The research found that not only do these mixed teams produce more bang for the buck, they also deliver while taking on less risk over the course of three years than male-only fund-manager teams.

"Research has shown that diverse teams are more effective, so the importance of diversity is being recognized in the industry," said top-ranked portfolio manager Nicole Kornitzer, who runs the Buffalo International Fund. "Mentalities are changing toward women, thanks in part to the dialogue that is happening across society. Now is a good time to accelerate the momentum," she said.

Another top-ranked manager, Samantha Lau, co-chief investment officer for small- and mid-cap growth equities at AllianceBernstein, is surprised that a meritocratic environment like asset management has not won over more women.

Whether it's about language expertise, historical reasons or personal backgrounds, investments in emerging markets seem to lend themselves to women.
Katherine Renfrew
managing director at TIAA Investments/Nuveen

"It is one of the few places where performance is black and white," said Lau, a 22-year veteran of the industry. "I'm accountable for how I perform, but I own my track record, and no one can take it away from me.

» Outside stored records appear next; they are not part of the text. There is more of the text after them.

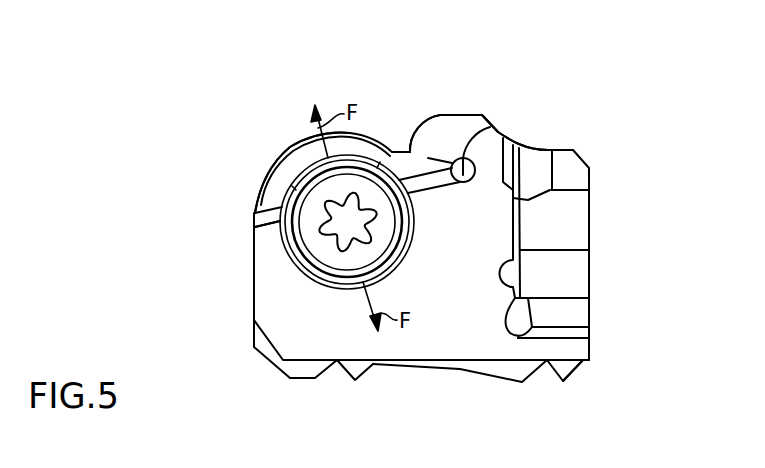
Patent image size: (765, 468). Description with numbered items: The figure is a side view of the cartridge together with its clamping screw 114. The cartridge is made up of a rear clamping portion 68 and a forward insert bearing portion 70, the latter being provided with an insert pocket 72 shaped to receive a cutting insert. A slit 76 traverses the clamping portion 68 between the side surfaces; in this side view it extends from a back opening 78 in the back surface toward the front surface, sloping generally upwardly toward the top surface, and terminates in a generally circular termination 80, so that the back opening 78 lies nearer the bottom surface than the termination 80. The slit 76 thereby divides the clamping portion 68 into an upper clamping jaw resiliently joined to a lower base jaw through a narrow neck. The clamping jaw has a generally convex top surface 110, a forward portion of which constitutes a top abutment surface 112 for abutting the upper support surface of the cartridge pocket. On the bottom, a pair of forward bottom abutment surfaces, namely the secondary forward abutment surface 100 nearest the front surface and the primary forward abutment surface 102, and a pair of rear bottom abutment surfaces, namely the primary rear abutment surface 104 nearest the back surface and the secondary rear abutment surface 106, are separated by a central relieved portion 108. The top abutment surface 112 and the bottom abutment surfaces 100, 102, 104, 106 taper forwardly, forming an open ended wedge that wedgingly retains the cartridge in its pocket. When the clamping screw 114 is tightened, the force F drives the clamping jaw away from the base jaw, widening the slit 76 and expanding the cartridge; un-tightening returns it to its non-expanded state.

The rear clamping portion 68 is at (375, 100).
The forward insert bearing portion 70 is at (527, 103).
The insert pocket 72 is at (563, 210).
The slit 76 is at (253, 220).
The back opening 78 is at (258, 226).
The generally circular termination 80 is at (490, 127).
The secondary forward abutment surface 100 is at (567, 382).
The primary forward abutment surface 102 is at (540, 372).
The primary rear abutment surface 104 is at (327, 373).
The secondary rear abutment surface 106 is at (363, 367).
The central relieved portion 108 is at (430, 373).
The top surface of the clamping jaw 110 is at (275, 165).
The top abutment surface 112 is at (390, 148).
The clamping screw 114 is at (312, 235).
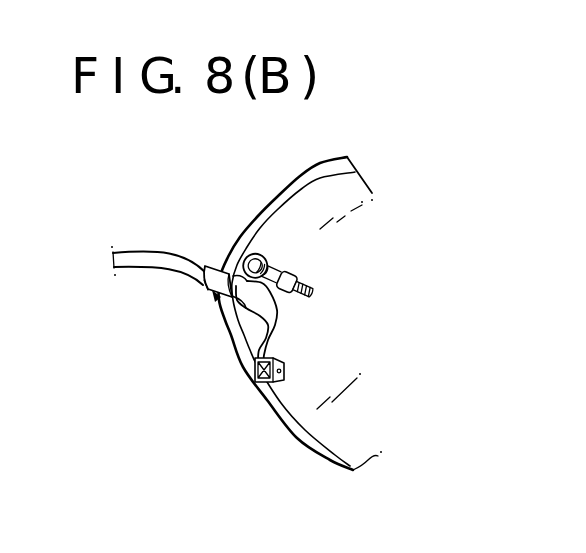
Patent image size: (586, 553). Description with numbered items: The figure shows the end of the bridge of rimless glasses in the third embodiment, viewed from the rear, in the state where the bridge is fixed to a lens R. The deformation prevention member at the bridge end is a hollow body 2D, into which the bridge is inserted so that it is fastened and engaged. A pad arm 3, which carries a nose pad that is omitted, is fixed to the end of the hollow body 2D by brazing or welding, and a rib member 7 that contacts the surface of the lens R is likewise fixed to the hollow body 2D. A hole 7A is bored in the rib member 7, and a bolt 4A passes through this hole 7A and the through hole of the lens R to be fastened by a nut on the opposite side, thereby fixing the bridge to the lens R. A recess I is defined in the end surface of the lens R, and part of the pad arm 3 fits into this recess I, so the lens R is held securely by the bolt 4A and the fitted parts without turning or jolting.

The pad arm 3 is at (145, 250).
The rib member 7 is at (284, 306).
The hole 7A is at (278, 270).
The bolt 4A is at (311, 277).
The hollow body 2D is at (205, 292).
The recess I is at (222, 293).
The lens R is at (371, 422).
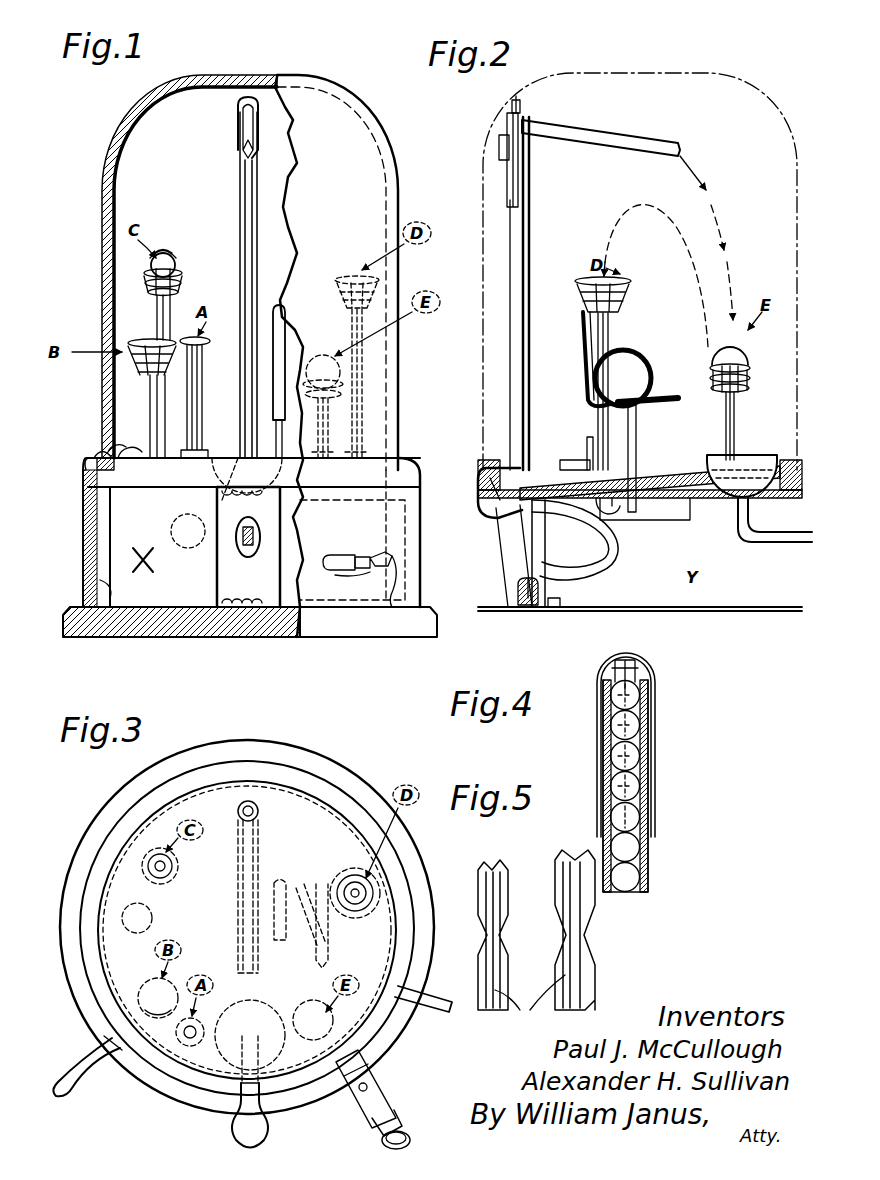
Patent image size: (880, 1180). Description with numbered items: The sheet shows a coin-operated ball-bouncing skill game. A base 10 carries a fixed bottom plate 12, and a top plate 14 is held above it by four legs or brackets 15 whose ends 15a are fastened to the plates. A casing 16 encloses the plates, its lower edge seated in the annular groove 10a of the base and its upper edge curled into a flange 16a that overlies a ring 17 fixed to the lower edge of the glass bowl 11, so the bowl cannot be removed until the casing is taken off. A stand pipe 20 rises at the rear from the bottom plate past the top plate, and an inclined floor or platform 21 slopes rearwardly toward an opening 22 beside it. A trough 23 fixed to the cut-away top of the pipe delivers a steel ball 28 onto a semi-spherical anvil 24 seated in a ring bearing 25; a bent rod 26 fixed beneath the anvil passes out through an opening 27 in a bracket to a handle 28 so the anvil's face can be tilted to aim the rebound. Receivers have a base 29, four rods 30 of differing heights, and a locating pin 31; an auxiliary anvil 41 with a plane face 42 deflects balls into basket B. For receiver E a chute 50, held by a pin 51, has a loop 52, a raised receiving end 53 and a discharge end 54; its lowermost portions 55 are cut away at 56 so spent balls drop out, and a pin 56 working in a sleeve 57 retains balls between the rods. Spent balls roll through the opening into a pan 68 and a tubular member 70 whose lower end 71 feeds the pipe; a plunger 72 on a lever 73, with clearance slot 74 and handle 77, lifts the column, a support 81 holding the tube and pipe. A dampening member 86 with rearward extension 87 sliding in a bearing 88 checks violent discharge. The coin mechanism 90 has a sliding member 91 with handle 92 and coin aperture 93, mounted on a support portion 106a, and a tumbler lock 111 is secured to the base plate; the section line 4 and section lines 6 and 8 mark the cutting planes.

In FIG. 2, the section line 4 is at (530, 104).
In FIG. 2, the section line 6 is at (478, 496).
In FIG. 1, the section line 8 is at (60, 480).
In FIG. 3, the base 10 is at (352, 780).
In FIG. 1, the annular groove 10a is at (80, 637).
In FIG. 1, the glass cylinder or bowl 11 is at (102, 180).
In FIG. 3, the glass cylinder or bowl 11 is at (120, 970).
In FIG. 1, the bottom plate 12 is at (168, 638).
In FIG. 1, the top plate 14 is at (163, 488).
In FIG. 2, the top plate 14 is at (668, 498).
In FIG. 1, the legs or brackets 15 is at (110, 558).
In FIG. 1, the leg ends 15a is at (283, 663).
In FIG. 1, the casing 16 is at (83, 530).
In FIG. 3, the casing 16 is at (120, 820).
In FIG. 1, the flange 16a is at (88, 460).
In FIG. 1, the ring 17 is at (95, 465).
In FIG. 1, the stand pipe or delivery tube 20 is at (240, 212).
In FIG. 2, the stand pipe or delivery tube 20 is at (522, 322).
In FIG. 3, the stand pipe or delivery tube 20 is at (250, 802).
In FIG. 4, the stand pipe or delivery tube 20 is at (649, 852).
In FIG. 2, the floor or platform 21 is at (680, 470).
In FIG. 2, the opening 22 is at (482, 470).
In FIG. 1, the trough 23 is at (243, 132).
In FIG. 2, the trough 23 is at (660, 140).
In FIG. 3, the trough 23 is at (238, 895).
In FIG. 1, the anvil 24 is at (188, 531).
In FIG. 2, the anvil 24 is at (745, 456).
In FIG. 3, the anvil 24 is at (224, 1006).
In FIG. 2, the ring bearing 25 is at (706, 500).
In FIG. 1, the rod 26 is at (250, 556).
In FIG. 2, the rod 26 is at (766, 544).
In FIG. 3, the rod 26 is at (240, 1100).
In FIG. 1, the opening 27 is at (260, 538).
In FIG. 3, the handle / steel ball 28 is at (266, 1132).
In FIG. 4, the handle / steel ball 28 is at (640, 784).
In FIG. 2, the receiver base 29 is at (574, 462).
In FIG. 1, the rods 30 is at (157, 314).
In FIG. 2, the rods 30 is at (612, 328).
In FIG. 2, the pin 31 is at (636, 506).
In FIG. 1, the auxiliary anvil 41 is at (98, 452).
In FIG. 3, the auxiliary anvil 41 is at (125, 912).
In FIG. 1, the plane face 42 is at (126, 446).
In FIG. 1, the chute 50 is at (270, 400).
In FIG. 2, the chute 50 is at (586, 390).
In FIG. 3, the chute 50 is at (298, 888).
In FIG. 5, the chute 50 is at (496, 858).
In FIG. 1, the pin 51 is at (276, 434).
In FIG. 2, the pin 51 is at (637, 440).
In FIG. 2, the loop 52 is at (636, 356).
In FIG. 1, the receiving end of chute 53 is at (292, 285).
In FIG. 2, the receiving end of chute 53 is at (582, 332).
In FIG. 3, the receiving end of chute 53 is at (282, 878).
In FIG. 2, the discharge end of chute 54 is at (672, 396).
In FIG. 3, the discharge end of chute 54 is at (328, 952).
In FIG. 5, the lowermost portions of chute 55 is at (530, 1008).
In FIG. 2, the cut-away / pin 56 is at (586, 440).
In FIG. 5, the cut-away / pin 56 is at (560, 934).
In FIG. 2, the sleeve 57 is at (610, 512).
In FIG. 2, the pan 68 is at (498, 522).
In FIG. 2, the tubular member 70 is at (602, 560).
In FIG. 2, the lower end of tubular member 71 is at (548, 600).
In FIG. 2, the plunger 72 is at (518, 590).
In FIG. 2, the lever 73 is at (526, 608).
In FIG. 3, the lever 73 is at (112, 1055).
In FIG. 2, the slot 74 is at (524, 578).
In FIG. 3, the handle 77 is at (58, 1096).
In FIG. 2, the support 81 is at (565, 600).
In FIG. 1, the dampening member 86 is at (238, 103).
In FIG. 2, the dampening member 86 is at (507, 182).
In FIG. 4, the dampening member 86 is at (656, 720).
In FIG. 2, the rearward extension 87 is at (508, 116).
In FIG. 4, the rearward extension 87 is at (630, 672).
In FIG. 2, the bearing 88 is at (499, 146).
In FIG. 1, the coin mechanism 90 is at (352, 556).
In FIG. 3, the coin mechanism 90 is at (405, 1098).
In FIG. 1, the sliding member 91 is at (350, 578).
In FIG. 3, the sliding member 91 is at (372, 1128).
In FIG. 1, the handle 92 is at (395, 607).
In FIG. 3, the handle 92 is at (410, 1140).
In FIG. 3, the coin aperture 93 is at (368, 1085).
In FIG. 1, the support portion 106a is at (330, 553).
In FIG. 3, the support portion 106a is at (362, 1123).
In FIG. 3, the tumbler lock 111 is at (440, 1008).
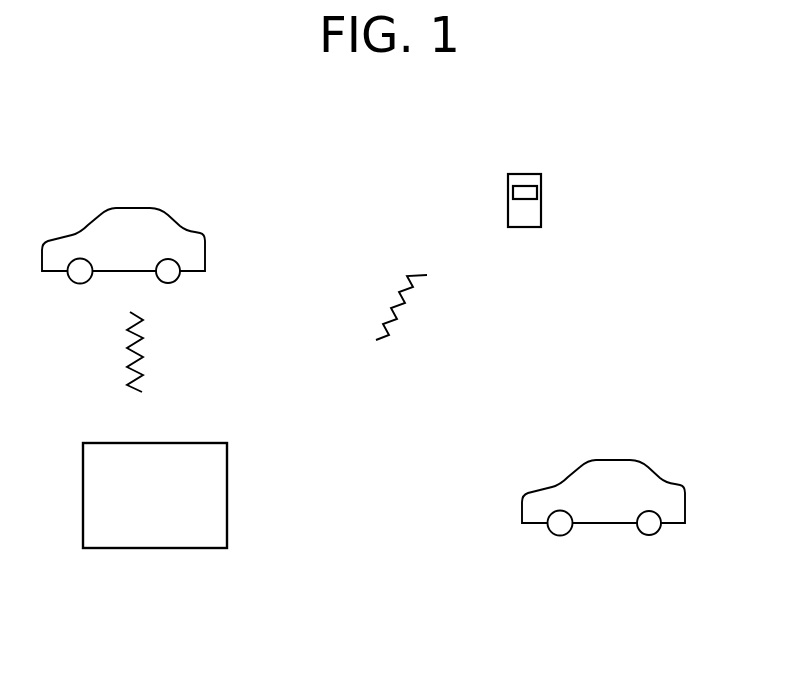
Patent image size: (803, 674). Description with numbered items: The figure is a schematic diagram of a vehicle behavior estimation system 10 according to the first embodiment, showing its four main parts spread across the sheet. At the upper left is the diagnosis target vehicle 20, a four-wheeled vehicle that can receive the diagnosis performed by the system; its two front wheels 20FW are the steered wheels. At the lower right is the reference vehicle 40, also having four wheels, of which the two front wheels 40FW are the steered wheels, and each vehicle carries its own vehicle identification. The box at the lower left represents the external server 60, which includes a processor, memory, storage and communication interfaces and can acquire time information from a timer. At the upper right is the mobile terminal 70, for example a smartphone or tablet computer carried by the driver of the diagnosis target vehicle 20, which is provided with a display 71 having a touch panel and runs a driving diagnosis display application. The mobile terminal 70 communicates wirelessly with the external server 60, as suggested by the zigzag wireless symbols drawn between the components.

The vehicle behavior estimation system 10 is at (665, 317).
The diagnosis target vehicle 20 is at (153, 253).
The front wheels 20FW is at (80, 271).
The reference vehicle 40 is at (622, 521).
The front wheels 40FW is at (560, 523).
The external server 60 is at (155, 548).
The mobile terminal 70 is at (570, 169).
The display 71 is at (522, 192).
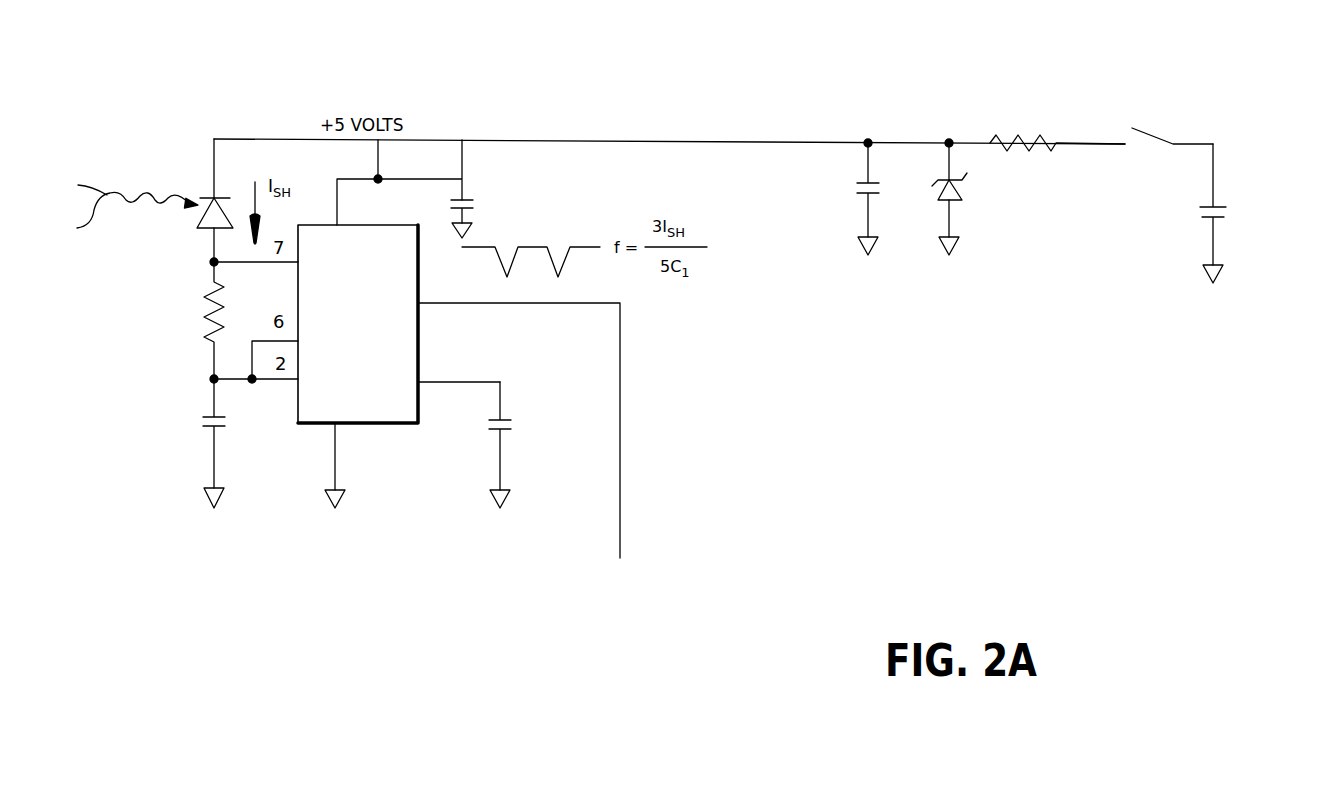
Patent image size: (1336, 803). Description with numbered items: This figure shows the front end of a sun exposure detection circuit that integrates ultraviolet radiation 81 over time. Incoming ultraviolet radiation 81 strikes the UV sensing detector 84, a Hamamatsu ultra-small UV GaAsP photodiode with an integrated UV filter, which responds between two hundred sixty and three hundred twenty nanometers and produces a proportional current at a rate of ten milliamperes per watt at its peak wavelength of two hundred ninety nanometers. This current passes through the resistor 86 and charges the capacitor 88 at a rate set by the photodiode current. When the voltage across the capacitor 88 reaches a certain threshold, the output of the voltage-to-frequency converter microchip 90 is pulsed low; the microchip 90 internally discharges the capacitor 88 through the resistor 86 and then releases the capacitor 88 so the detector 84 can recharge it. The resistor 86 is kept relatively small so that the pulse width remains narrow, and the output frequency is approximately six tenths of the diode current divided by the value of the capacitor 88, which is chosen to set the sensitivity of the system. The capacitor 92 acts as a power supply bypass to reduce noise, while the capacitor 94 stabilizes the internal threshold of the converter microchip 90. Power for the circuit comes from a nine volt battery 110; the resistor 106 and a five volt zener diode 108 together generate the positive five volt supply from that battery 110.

"So in a way, it eliminates a lot of the politics and ambiguity that some other professionals may face," she said.

Lau, who has been covering technology since 1997, is responsible for the technology sleeve of the AB Growth Discovery Fund. She ranks 16th on the list and is one of two U.S. small-cap managers to make this breakdown, alongside Amy Zhang of Fred Alger.

U.S. large-cap growth is generally considered about as difficult a category as any in which to add value over and above the index, but top-ranked fund manager Cindy Starke, who runs the Value Line Larger Companies Focused Fund, has achieved astonishing returns. She is one of just 36 managers out of the 159 in her peer group to have added value over the past three years.

On the fixed-income side, managers running multisector income funds have tended to outperform those running more constrained products and are well represented on our list.

To that point, Anne Bookwalter Walsh runs a lot of money and has been very impressive. Walsh, who is chief investment officer for fixed income at Guggenheim Partners, ranks fifth on the list for performance but would be No. 1 if it were based solely on the value of assets run. Walsh oversees a combined $180 billion in assets across all mandates.

Other multisector managers who made the list include DoubleLine Capital's Luz Padilla and BMO Asset Management's Daniela Mardarovici.

There is no evidence that women underperform men when it comes to running money.
David Lees | Getty Images

The fixed-income side is not just about multi-sector managers, however. As in equities, emerging markets are well represented among the bond managers. One of these is Katherine Renfrew, who runs the TIAA Investments/Nuveen Emerging Markets Debt Fund alongside Anupam Damani.

Renfrew said she became interested in emerging markets at an early age. She took an introductory Chinese language class while in high school and visited China in 1988 right after she finished college.

Renfrew said that women have been well represented in her specialist area for some time, and she felt encouraged by their growing presence.

"Emerging markets debt is a place where more women came into the field early on," Renfrew said. "Whether it's about language expertise, historical reasons or personal backgrounds, investments in emerging markets seem to lend themselves to women.

"It's just the nature of the job, which means you have to be almost more multicultural, which means that there are a lot more women getting into the field," Renfrew added.